AOC Côtes de Provence : l’histoire d’une conquête
L’Appellation Côtes de Provence fête ses 40 ans. Au vu du succès mondial que connaît le rosé, on a du mal à imaginer les difficultés du début. Les pionniers nous racontent
La viticulture varoise revient de loin ! Dans les années 1970, les paysages ruraux qu’on nous envie aujourd’hui, genre de bocage provençal où les parcelles en restanques le disputent aux bosquets, ont bien failli disparaître. « À l’époque, on perdait 1 000 hectares de vignes par an », se souvient Claude Bonnet, ancien président du Syndicat des vignerons (1980-1998) et de la Chambre d’agriculture du Var (1991-2007). Ne produisant dans le meilleur des cas que des vins délimités de qualité supérieure (VDQS), sans aucune référence aux cépages ni au terroir, la viticulture varoise courrait irrémédiablement à sa perte. « Les primes d’arrachage, plutôt incitatives, étaient la seule perspective qui s’offrait aux vignerons.
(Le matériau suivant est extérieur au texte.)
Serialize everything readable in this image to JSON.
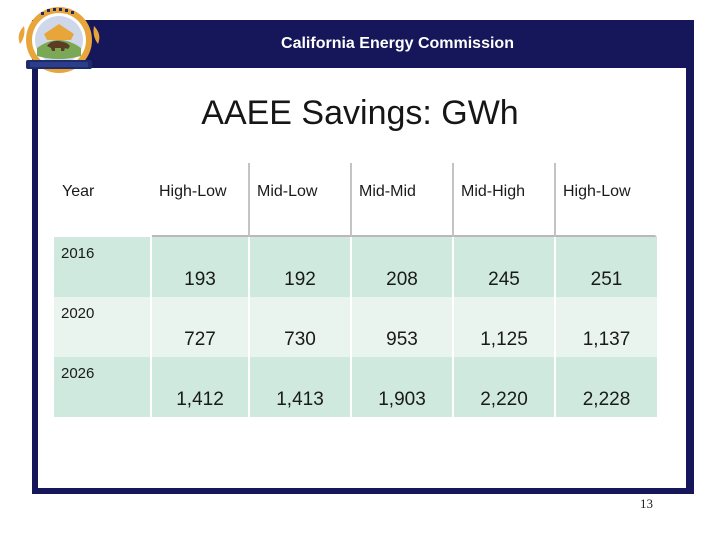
{
  "header": {
    "title": "California Energy Commission"
  },
  "logo": {
    "icon": "cec-seal-icon",
    "ring_text_top": "STATE OF CALIFORNIA",
    "ring_text_bottom": "ENERGY COMMISSION",
    "colors": {
      "gold": "#e8a53a",
      "navy": "#1d2a6b",
      "green": "#7aa855"
    }
  },
  "slide": {
    "title": "AAEE Savings: GWh"
  },
  "table": {
    "headers": [
      "Year",
      "High-Low",
      "Mid-Low",
      "Mid-Mid",
      "Mid-High",
      "High-Low"
    ],
    "rows": [
      {
        "year": "2016",
        "values": [
          "193",
          "192",
          "208",
          "245",
          "251"
        ]
      },
      {
        "year": "2020",
        "values": [
          "727",
          "730",
          "953",
          "1,125",
          "1,137"
        ]
      },
      {
        "year": "2026",
        "values": [
          "1,412",
          "1,413",
          "1,903",
          "2,220",
          "2,228"
        ]
      }
    ]
  },
  "footer": {
    "page_number": "13"
  },
  "colors": {
    "frame": "#16165a",
    "row_dark": "#cfe9df",
    "row_light": "#e9f4ef"
  }
}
Beaucoup de ceux dont les terres ne rapportaient déjà plus rien et qui n’avaient pas d’enfants pour reprendre l’exploitation ont choisi cette option », confie Claude Bonnet.
Une reconversion de type sidérurgique
Le salut est venu de l’obtention de l’appellation d’origine contrôlée en 1977. Une initiative de longue haleine, menée notamment par Fernand Brun, alors président du Syndicat des Côtes de Provence, mais soutenue par l’ensemble de la filière viticole varoise. « Fernand Brun avait tout compris et il n’a eu de cesse que d’obtenir l’AOC pour les Côtes de Provence », affirme Louis Fabre, qui lui succéda de 1992 à 1995. « Avoir l’AOC, c’était jouer dans la cour des grands, comme à Bordeaux ou en Bourgogne, précise Claude Bonnet. Mais il ne faut pas croire que tout était gagné pour autant ». Bien au contraire : tout était à construire pour se conformer au cahier des charges de la nouvelle AOC. « En un sens, on a connu une reconversion de type sidérurgique », affirme Claude Bonnet, le plus sérieusement du monde. Et d’expliquer : « Il a fallu convaincre les vignerons de planter des cépages de meilleure qualité comme la syrah et le grenache, à la place du carignan ou de l’ugni blanc. Les caves ont dû rénover leurs équipements en achetant des cuves inox et des groupes de froid pour la vinification à basse température. Des efforts étaient également nécessaires en terme de commercialisation du vin, notamment par l’aménagement de caveaux de vente ».
Rude adversité
Tout aussi important: « Le syndicat des Côtes de Provence a fortement insisté sur la nécessité d’embaucher des oenologues », ajoute Louis Fabre. «Un changement considérable car, jusqu’à présent, le vin était fait par des gendarmes en retraite, des gens honnêtes pour du vin loyal et marchand », acquiesce Claude Bonnet, dans un sourire. Reste le choix du rosé (largement minoritaire à l’époque), plutôt que du rouge et du blanc : « C’était le seul marché libre. Avec le rouge, on serait entré en concurrence frontale avec le Bordeaux ou les Côtes-du-Rhône. L’Alsace était déjà positionnée sur le marché du blanc. Et puis on pouvait s’appuyer sur l’histoire, attestant de la production de vin rosé en Provence dès l’Antiquité », confie Claude Bonnet. Mise à part une fronde, vite résolue, de certaines caves particulières, toute la filière viticole varoise a rapidement tiré dans le même sens pour mener l’AOC Côtes de Provence au succès. Heureusement, car l’adversité a été rude. « Nos pires ennemis étaient nos collègues vignerons des autres appellations. Ils disaient : le rosé, ce n’est pas un vin. Et les vignerons qui en produisent font honte à la profession », se souvient Claude Bonnet, 40 ans après. Obstinés, convaincus d’être sur le bon chemin malgré d’inévitables tâtonnements, les vignerons varois ne lâcheront rien. Quelques événements – dont la sortie de la cuvée Pétale de Rose, premier rosé très clair produit par Régine Sumeire du Château La Tour de l’Évêque, ou encore la création du Centre du rosé à Vidauban – viendront définitivement asseoir l’AOC Côtes de Provence qui n’en finit plus de conquérir le monde.